If you have any questions about this, please ask me!

5 thoughts on “The Empirical Vanilla Test in MTG”

  1. It’s a cool project, though as you acknowledge with it’s limitations, which are themselves likely interesting and insightful.

    It think the biggest one you didn’t mention is that the value of one mana is non-linear. That is to say the difference between 1 and 2 mana is not the same as the difference between 6 and 7. At the same time, the value of power and toughness should decrease at higher values (simplistically, 7 and 8 power each kill a player in 3 hits).

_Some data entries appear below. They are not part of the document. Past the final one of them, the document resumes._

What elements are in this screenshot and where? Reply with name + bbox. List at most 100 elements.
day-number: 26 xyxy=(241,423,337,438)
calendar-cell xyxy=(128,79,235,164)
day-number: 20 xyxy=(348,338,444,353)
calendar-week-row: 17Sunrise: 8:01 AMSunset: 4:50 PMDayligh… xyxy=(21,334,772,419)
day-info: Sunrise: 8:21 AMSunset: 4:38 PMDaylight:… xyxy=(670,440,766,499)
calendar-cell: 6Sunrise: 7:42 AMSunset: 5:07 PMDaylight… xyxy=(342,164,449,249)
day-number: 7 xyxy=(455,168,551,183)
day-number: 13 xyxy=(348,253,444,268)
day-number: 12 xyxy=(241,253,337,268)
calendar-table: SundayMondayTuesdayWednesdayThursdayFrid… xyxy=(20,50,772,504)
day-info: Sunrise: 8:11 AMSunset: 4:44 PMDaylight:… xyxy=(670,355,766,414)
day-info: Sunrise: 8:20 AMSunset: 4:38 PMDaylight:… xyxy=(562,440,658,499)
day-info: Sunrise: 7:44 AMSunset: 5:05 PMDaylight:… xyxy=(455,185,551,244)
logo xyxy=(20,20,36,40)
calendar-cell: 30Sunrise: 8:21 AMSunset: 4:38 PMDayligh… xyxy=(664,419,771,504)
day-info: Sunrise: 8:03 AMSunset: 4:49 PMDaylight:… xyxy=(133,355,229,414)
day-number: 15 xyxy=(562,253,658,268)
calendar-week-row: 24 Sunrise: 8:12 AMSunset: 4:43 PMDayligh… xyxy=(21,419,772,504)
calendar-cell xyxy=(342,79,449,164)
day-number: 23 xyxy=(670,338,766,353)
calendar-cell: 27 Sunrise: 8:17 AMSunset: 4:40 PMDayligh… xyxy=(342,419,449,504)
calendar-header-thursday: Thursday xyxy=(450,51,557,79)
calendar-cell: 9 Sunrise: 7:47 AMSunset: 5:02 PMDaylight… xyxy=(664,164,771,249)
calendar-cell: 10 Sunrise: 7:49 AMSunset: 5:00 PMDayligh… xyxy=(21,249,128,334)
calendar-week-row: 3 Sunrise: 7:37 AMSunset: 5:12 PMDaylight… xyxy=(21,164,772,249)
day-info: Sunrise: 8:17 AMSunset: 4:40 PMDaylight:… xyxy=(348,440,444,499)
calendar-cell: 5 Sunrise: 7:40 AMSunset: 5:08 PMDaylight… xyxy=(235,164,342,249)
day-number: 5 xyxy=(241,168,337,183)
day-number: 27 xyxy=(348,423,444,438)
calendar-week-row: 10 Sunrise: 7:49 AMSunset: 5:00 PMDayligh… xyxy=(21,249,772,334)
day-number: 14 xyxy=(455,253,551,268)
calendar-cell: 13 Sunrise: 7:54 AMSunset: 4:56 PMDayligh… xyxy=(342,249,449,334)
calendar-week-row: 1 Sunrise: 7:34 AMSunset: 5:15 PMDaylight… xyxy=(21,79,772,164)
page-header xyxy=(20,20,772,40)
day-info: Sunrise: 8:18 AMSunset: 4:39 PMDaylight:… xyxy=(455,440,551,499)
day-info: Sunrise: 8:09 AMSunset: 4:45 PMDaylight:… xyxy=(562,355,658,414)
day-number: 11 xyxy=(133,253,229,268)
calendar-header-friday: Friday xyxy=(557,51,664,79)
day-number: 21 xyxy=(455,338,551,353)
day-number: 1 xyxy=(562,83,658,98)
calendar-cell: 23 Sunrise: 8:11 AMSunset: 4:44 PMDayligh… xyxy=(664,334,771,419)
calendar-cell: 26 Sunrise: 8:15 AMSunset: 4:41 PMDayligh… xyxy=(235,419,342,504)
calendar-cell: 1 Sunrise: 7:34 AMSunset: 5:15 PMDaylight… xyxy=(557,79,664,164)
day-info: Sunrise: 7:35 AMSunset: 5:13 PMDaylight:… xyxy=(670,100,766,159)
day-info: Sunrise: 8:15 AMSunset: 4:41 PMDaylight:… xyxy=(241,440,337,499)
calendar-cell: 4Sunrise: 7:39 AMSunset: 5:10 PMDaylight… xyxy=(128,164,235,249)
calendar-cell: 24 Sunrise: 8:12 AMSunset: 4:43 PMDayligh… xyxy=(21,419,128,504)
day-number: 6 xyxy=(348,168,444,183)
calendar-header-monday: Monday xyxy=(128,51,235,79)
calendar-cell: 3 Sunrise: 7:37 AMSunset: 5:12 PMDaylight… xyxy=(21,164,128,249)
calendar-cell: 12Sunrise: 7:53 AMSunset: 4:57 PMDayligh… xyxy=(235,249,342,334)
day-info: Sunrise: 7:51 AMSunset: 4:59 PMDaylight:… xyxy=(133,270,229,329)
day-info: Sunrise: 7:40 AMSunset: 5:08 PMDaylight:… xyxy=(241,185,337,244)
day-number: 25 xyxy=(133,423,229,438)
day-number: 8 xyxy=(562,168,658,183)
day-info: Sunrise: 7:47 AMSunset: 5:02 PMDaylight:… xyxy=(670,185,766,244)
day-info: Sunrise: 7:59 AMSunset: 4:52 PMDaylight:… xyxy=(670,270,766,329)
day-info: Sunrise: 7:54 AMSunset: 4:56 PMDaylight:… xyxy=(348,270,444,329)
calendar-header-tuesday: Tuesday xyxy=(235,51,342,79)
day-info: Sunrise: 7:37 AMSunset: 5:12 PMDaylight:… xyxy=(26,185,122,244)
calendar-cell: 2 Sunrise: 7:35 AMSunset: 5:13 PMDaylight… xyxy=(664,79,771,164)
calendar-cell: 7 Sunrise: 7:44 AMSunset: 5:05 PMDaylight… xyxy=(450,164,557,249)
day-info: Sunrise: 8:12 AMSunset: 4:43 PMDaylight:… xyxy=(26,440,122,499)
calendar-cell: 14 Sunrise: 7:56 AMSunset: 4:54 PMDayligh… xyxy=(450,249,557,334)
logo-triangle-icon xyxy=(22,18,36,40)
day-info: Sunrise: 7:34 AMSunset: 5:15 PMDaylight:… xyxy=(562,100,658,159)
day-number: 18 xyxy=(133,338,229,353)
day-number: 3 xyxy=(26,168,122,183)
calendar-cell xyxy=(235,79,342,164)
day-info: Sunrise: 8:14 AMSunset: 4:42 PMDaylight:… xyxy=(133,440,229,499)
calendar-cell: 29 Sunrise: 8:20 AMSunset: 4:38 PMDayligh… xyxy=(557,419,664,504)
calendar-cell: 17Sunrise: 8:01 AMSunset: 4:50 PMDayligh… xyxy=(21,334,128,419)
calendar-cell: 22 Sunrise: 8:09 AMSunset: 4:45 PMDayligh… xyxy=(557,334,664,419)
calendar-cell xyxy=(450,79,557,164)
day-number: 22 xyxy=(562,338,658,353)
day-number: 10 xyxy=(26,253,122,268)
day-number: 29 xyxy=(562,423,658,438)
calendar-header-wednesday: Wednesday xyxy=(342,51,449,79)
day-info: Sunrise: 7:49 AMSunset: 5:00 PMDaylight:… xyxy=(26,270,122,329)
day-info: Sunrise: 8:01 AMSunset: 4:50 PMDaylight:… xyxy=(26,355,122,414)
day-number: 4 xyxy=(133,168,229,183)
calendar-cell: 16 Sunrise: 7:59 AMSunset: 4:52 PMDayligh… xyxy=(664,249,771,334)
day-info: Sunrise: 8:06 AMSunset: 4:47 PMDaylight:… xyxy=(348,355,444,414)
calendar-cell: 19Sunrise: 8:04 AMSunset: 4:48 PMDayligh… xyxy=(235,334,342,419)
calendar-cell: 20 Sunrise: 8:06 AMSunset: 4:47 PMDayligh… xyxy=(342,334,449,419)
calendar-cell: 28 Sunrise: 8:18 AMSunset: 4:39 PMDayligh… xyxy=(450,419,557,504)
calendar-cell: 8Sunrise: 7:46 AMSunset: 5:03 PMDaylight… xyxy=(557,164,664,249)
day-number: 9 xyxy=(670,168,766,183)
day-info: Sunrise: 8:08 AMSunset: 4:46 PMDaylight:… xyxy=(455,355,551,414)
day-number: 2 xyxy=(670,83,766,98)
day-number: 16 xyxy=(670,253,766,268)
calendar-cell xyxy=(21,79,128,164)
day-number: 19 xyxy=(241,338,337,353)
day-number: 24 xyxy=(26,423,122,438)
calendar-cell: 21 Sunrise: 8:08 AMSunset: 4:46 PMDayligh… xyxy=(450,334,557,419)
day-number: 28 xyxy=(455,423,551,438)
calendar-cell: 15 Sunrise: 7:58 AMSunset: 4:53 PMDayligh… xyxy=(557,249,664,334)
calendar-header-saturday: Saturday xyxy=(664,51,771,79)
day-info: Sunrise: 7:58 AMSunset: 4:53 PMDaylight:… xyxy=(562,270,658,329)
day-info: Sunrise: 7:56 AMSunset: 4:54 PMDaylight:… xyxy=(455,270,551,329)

    I’m actually surprised the lines in your first graph are so straight, but that may be because they cut off above about 5, which is about where I think these non-linearities kick in, and your sample sizes for high values will be smaller.

    This is revealed by the fact that most of your most undercosted cards have >=7 as a mana cost (and though good, they’re not broken). The same can go for the other outlying unusual costs, like the gigantosaurus (the cost of 5 green symbols isn’t a linear function of comparing 1 and 2).

    You can also see this if you use the empirical vanilla test on actual vanilla creatures. A green 2/2 common would cost 1.7 today (seems reasonable), a green 3/3 common would cost 2.9 (yes Jewel thief is busted), a green 6/6 common would cost 6.5 (someone should tell Colossal Dreadmaw it’s broken).

    This is something I’ve seen discussed by Maro, who has at various points explained how the number of turns it takes before you’re expected to reach >5 lands increases by an increasing amount for each additional land (assuming no ramp; I think Frank Karsten may have done some relevant models too). That said, this wasn’t realized by early designers (recall the wurms of yore), but means that high mana value creatures have been increasingly pushed over time.

    What I’m curious is if there is some transformation or other way to account for this non-linearity (although sample sizes are often going to be smaller here and thus harder to fit, since modern high-cost cards may be less likely to have only coniferous keywords).

    Also, I’d be interested in approaches to this data that use subsets for which we do have a large sample size to test more specific hypotheses about interactions. (for example, has the cost of flying changed over time?)

    Hope you don’t mind the nerding out, you caught a fellow data scientist’s interest.

  2. This article is just superb (and the articles you linked are sending me on an MtG analysis rabbit hole). The rigour and care put into this is great. I’d be curious to see how potent of a (presumable) discount Legendary grants to creatures. Cheers, mate.